A big black hole lurks at the center of the small galaxy Henize 2-10, shown here in a combination of visible light, radio waves, and X-rays. The X-rays, shown in purple, are concentrated at the galaxy's center, near the black hole, which is about one million times as massive as the Sun. Henize 2-10 is an irregular galaxy, which means it has no definable shape. Although it is only three percent the size of the Milky Way, it is giving birth to many more stars. [NASA/CXC/Virginia/A.Reines et al/NRAO/AUI/NSF/STScI]
Black holes can lurk in the centers of even the smallest galaxies. An example is a galaxy known as Henize 2-10. It's just three percent the diameter of our own galaxy, the Milky Way. Yet astronomers recently discovered a black hole in its core that's about a quarter of the mass of the one in the heart of the Milky Way.
The discovery's greatest importance isn't the black hole itself, but what it may tell us about the birth of black holes and galaxies in the early universe.
In big galaxies like the Milky Way, there's a relationship between the mass of the black hole at the galaxy's center and the "bulge" of stars around it. That suggests that the black holes and the surrounding galaxies were born together.
In fact, black holes may help control the growth of their home galaxies. The idea is that a black hole first pulls gas and dust toward the galaxy's center, helping give birth to stars. The black hole then eats some of the stars, producing radiation that blows away the material needed to give birth to more stars.

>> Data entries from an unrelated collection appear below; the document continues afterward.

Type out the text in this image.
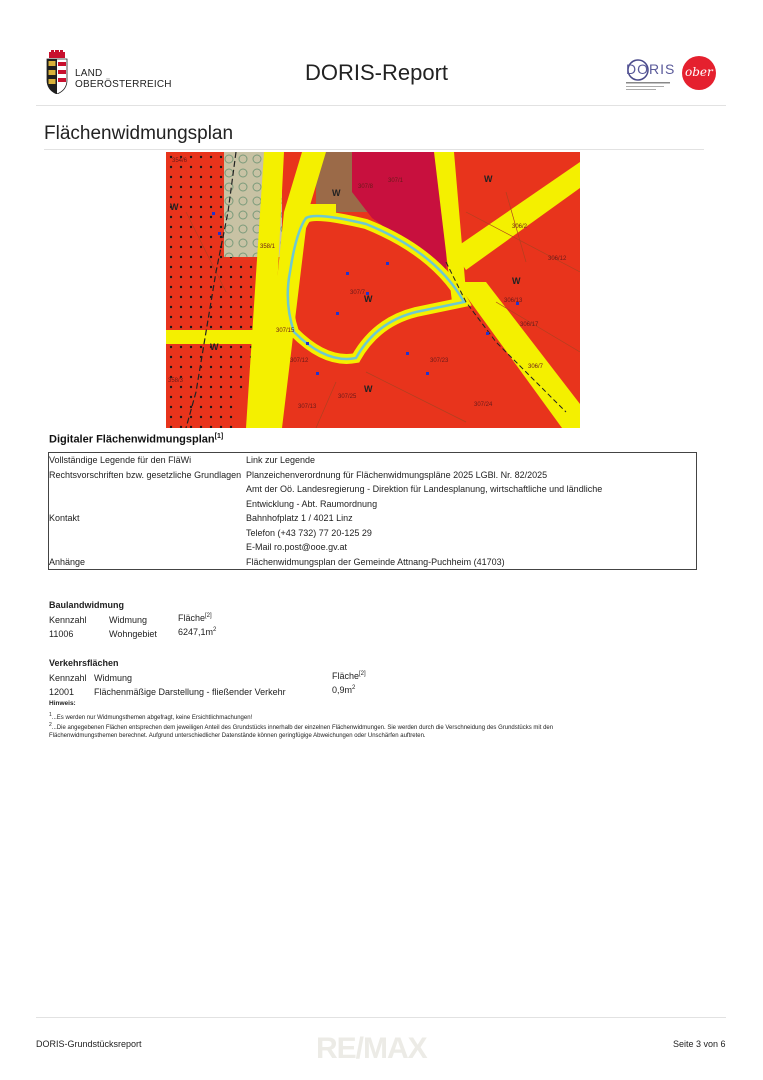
LAND
OBERÖSTERREICH	DORIS-Report	DORIS ober
Flächenwidmungsplan
W
W
W
W
W
W
W
307/1
307/8
307/7
306/2
306/12
307/12
307/13
307/23
307/25
307/24
358/1
358/3
354/6
306/7
306/13
306/17
307/15
Digitaler Flächenwidmungsplan[1]
Vollständige Legende für den FläWi	Link zur Legende
Rechtsvorschriften bzw. gesetzliche Grundlagen	Planzeichenverordnung für Flächenwidmungspläne 2025 LGBl. Nr. 82/2025
Kontakt	Amt der Oö. Landesregierung - Direktion für Landesplanung, wirtschaftliche und ländliche
Entwicklung - Abt. Raumordnung
Bahnhofplatz 1 / 4021 Linz
Telefon (+43 732) 77 20-125 29
E-Mail ro.post@ooe.gv.at

Anhänge	Flächenwidmungsplan der Gemeinde Attnang-Puchheim (41703)
Baulandwidmung
Kennzahl Widmung	Fläche[2]
11006	Wohngebiet $6247,1m^2$
Verkehrsflächen
Kennzahl Widmung	Fläche[2]
12001 Flächenmäßige Darstellung - fließender Verkehr	$0,9m^2$
Hinweis:
$^1$...Es werden nur Widmungsthemen abgefragt, keine Ersichtlichmachungen!
$^2$...Die angegebenen Flächen entsprechen dem jeweiligen Anteil des Grundstücks innerhalb der einzelnen Flächenwidmungen. Sie werden durch die Verschneidung des Grundstücks mit den
Flächenwidmungsthemen berechnet. Aufgrund unterschiedlicher Datenstände können geringfügige Abweichungen oder Unschärfen auftreten.
RE/MAX
DORIS-Grundstücksreport	Seite 3 von 6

The relationship doesn't hold in Henize 2-10, or in a few other tiny galaxies that have black holes. These galaxies are a lot like the earliest galaxies, which clumped together to form the big galaxies we see today. They're small puffs of stars, with no regular shape and no bulge of stars in the middle.
And that suggests that perhaps the black holes came first, with the galaxies building up around them later on.